Thomas Moore, Irish Poet

Incarnations of El Morya


Thomas Moore, Irish poetThomas Moore, born in Dublin in 1779, was a prolific writer of both prose and poetry, gracing the land of Erin with his tender love for God and man. He graduated from Trinity College in 1799 and moved to London. As an impressionable young man with a "quick Irish temper," the execution of a close college friend during the United Irishmen's Rebellion aroused in Moore a patriotic fervor that provided his greatest literary inspiration.

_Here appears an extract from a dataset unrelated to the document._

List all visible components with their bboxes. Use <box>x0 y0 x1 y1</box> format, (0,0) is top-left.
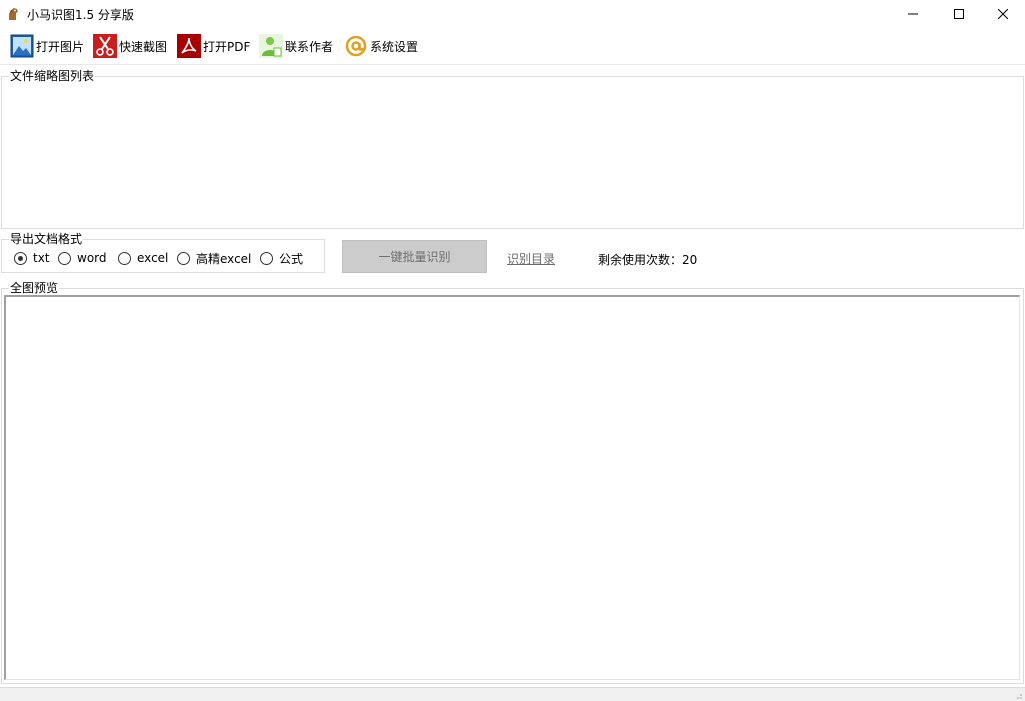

His direct style and youthful attitude made him useful to the British liberalist cause as a witty satirist. His poems served as the controversial political cartoon of the day. Thomas Moore's greatest works included a brilliant biographical masterpiece taken from the confidential memoirs of Lord Byron. His own Memoirs, Journal, and Correspondence are an invaluable social record of life in England and Ireland during the first half of the nineteenth century.

Although he spent most of his life in England, Moore became known and loved as the national lyricist of Ireland through his Irish Melodies—a collection of verses written to the tunes of old Irish folk songs. One of these romantic ballads is Believe Me, If All Those Endearing Young Charms, which to the present day draws the power of his intense love for the will of God.

Believe me, if all those endearing young charms,
  Which I gaze on so fondly to day,
Were to change by to morrow, and fleet in my arms,
  Like fairy gifts, fading away,—
Thou wouldst still be ador'd as this moment thou art,
  Let thy loveliness fade as it will;
And around the dear ruin each wish of my heart
  Would entwine itself verdantly still!
It is not while beauty and youth are thine own,
  And thy cheeks unprofan'd by a tear,
That the fervour and faith of a soul can be known,
  To which time will but make thee more dear!
No, the heart that has truly lov'd never forgets,
  But as truly loves on to the close,
As the sun flower turns on her god, when he sets,
  The same look which she turn'd when he rose.